2.2 Das Elektricitätswerk Westfalen AG

 
 
 
1905 errichtete das RWE, das die Kapitalkraft seiner montanindustriellen Miteigentümer Stinnes und Thyssen im Rücken hatte, im südlich von Dortmund gelegenen Ort Kruckel ein groß dimensioniertes Kraftwerk, das als "Centrale II" auch das östliche Ruhrgebiet mit Strom durch das RWE versorgen sollte. Hierüber kam es zu einem intensiv ausgetragenen Konflikt mit den westfälischen Kommunen im Ruhrgebiet. Sie standen der Geschäftspolitik von Stinnes ablehnend gegenüber und fürchteten ein von ihm angestrebtes Elektrizitätsmonopol. Um eine weitere Ausdehnung des RWE abzublocken, gründeten auf Initiative des Bochumer Landrates Karl Gerstein (1864-1924) im Juli 1906 die Landkreise Bochum, Recklinghausen, Gelsenkirchen und Hattingen, die Stadtkreise Bochum, Herne, Witten und die Bergwerksgesellschaft Hibernia sowie die Bank "Berliner Handels-Gesellschaft" die Elektricitätswerk Westfalen AG (EWW). 1909 schieden die beiden privaten Aktionäre aus dem Unternehmen aus, so dass das EWW eine rein kommunale AG wurde. Das Versorgungsgebiet erstreckte sich zunächst vor allem auf den Raum der beteiligten Land- und Stadtkreise, dehnte sich aber 1911 bis 1913 in den Norden und Osten der Provinz Westfalen aus, als das EWW mit den Landkreisen Lüdinghausen, Beckum, Warendorf, Borken, Coesfeld, Ahaus, Münster, Steinfurt, Lippstadt und Wiedenbrück langfristige Stromlieferungsverträge abschloss. Auf der Basis der jeweiligen Kreisverträge schloss das Unternehmen dann in weiteren Verhandlungen mit den kreisangehörigen Kommunen Strom-Konzessionsverträge ab.
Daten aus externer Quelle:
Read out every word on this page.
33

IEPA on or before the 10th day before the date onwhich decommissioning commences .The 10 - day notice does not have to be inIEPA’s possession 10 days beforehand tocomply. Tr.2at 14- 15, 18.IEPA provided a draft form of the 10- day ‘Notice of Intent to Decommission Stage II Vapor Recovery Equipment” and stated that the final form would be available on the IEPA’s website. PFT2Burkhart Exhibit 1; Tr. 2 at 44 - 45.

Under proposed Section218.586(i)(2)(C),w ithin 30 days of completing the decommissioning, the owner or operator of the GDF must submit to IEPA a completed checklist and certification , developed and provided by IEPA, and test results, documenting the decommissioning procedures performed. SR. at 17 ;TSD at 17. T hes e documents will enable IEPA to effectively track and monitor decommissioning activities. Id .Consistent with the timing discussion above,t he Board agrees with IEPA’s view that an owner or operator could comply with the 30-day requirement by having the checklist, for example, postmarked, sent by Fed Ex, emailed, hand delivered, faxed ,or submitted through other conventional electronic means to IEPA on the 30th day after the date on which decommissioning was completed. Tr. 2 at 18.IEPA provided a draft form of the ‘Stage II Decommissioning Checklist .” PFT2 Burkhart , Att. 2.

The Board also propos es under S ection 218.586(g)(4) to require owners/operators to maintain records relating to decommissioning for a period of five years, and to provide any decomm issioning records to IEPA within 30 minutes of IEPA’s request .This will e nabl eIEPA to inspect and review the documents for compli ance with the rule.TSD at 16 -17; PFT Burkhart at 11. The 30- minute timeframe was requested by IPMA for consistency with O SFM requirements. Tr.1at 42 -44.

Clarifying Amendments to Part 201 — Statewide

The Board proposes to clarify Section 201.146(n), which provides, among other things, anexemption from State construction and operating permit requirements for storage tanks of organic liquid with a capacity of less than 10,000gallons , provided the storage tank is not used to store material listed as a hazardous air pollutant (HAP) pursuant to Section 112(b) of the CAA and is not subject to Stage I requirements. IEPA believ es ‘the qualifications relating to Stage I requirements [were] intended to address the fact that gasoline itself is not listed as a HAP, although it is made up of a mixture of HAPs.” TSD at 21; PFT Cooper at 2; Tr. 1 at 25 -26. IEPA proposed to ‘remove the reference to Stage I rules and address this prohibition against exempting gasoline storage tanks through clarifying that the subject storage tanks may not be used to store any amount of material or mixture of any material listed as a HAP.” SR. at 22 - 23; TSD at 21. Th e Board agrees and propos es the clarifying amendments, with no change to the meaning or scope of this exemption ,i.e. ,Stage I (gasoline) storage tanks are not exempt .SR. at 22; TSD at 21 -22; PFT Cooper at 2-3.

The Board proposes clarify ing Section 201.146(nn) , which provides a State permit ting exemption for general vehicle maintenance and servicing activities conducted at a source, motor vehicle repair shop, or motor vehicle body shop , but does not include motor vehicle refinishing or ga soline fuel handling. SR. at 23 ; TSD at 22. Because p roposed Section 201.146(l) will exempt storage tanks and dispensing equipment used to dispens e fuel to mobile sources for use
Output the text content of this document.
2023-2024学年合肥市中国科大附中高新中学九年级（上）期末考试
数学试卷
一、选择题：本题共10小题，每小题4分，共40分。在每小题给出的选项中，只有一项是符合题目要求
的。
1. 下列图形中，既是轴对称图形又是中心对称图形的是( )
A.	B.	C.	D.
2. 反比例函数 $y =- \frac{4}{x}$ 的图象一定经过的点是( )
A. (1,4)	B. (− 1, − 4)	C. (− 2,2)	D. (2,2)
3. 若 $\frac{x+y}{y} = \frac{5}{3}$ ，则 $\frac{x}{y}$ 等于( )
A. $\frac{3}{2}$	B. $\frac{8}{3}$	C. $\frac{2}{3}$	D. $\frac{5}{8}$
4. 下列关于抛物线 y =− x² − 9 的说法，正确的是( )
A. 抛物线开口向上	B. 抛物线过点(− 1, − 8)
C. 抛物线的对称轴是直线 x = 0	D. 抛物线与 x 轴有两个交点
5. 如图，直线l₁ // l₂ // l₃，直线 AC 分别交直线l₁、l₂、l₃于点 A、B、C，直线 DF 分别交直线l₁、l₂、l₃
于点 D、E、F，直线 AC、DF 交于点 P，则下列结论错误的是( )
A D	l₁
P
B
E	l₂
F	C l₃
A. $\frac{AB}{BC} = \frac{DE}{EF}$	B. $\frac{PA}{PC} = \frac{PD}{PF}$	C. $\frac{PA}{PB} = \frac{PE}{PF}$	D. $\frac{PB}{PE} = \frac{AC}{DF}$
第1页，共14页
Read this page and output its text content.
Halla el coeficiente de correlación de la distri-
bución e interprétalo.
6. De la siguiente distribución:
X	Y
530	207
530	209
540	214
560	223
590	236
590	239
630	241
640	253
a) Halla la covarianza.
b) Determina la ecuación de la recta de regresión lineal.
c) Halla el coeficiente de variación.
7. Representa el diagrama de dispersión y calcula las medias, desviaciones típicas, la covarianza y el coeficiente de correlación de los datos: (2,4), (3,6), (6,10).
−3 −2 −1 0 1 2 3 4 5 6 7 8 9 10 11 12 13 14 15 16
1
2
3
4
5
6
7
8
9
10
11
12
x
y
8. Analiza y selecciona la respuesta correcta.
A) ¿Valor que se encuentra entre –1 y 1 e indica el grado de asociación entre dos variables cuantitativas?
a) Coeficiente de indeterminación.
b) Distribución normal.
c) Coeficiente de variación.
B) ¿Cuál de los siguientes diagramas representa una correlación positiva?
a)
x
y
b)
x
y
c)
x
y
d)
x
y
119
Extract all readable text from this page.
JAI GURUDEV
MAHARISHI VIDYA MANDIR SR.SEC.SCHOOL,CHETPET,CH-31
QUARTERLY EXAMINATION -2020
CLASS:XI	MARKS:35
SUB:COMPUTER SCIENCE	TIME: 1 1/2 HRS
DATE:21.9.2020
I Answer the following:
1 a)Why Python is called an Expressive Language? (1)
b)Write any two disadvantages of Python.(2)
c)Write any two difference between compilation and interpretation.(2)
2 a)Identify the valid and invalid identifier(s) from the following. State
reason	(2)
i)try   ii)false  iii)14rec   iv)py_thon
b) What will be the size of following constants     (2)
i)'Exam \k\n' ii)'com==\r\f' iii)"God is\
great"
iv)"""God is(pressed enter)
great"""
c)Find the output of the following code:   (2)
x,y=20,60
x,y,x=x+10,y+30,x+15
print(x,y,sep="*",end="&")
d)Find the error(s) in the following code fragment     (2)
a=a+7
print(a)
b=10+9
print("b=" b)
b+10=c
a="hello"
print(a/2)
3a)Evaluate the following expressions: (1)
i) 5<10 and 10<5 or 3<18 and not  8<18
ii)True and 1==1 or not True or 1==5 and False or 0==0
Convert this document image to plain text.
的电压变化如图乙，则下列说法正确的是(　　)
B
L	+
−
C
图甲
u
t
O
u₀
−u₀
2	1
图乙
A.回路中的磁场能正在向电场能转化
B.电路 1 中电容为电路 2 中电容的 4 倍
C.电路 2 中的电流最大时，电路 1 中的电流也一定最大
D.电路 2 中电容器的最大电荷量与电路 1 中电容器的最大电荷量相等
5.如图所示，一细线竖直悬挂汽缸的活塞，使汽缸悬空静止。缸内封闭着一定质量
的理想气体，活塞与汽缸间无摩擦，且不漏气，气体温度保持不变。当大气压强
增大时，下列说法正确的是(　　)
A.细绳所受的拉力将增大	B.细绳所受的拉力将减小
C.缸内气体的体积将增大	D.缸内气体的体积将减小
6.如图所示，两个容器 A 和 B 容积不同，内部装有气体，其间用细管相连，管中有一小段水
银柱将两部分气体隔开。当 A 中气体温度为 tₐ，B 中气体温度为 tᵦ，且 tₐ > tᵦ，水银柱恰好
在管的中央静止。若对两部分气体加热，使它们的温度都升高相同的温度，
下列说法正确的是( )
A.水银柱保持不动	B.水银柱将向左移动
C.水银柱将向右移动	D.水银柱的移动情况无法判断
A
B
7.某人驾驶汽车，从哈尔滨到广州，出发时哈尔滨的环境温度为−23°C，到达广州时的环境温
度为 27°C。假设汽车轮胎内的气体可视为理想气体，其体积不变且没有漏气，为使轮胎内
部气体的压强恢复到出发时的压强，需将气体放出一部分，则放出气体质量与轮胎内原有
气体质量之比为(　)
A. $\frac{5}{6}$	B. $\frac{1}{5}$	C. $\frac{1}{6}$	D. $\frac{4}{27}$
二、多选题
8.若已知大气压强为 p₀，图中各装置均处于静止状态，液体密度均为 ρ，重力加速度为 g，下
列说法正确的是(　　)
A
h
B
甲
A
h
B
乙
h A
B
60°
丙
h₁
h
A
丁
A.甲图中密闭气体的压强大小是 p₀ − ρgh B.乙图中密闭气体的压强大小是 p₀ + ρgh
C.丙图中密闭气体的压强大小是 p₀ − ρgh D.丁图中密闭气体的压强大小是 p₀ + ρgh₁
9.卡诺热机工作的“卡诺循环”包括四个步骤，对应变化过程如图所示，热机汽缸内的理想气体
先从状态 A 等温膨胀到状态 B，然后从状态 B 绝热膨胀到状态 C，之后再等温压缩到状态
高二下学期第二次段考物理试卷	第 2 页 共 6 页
Das EWW bezog anfänglich den Strom, den es an die angeschlossenen Gemeinden lieferte, von den Zechen der Bergwerksgesellschaft Hibernia sowie von weiteren, im Versorgungsgebiet liegenden Zechen. Die rapide steigende Stromnachfrage erforderte dann aber den Bau eines eigenen Kraftwerks. 1911 errichtete das EWW mit der Stadt Barmen das Gemeinschaftswerk Hattingen, 1914 baute es in Werne/Lippe das nach dem Initiator des Unternehmens benannte Gersteinwerk. Aufgrund kriegsbedingter Lieferengpässe ging es erst 1917 in Betrieb. Die Kraftwerksbauten sowie der Ausbau der Netze im relativ dünn besiedelten Münsterland hatten das Unternehmen viel Kraft gekostet. Zum 01.01.1925 verpachtete es seine Anlagen an die Vereinigte Elektrizitätswerke Westfalen.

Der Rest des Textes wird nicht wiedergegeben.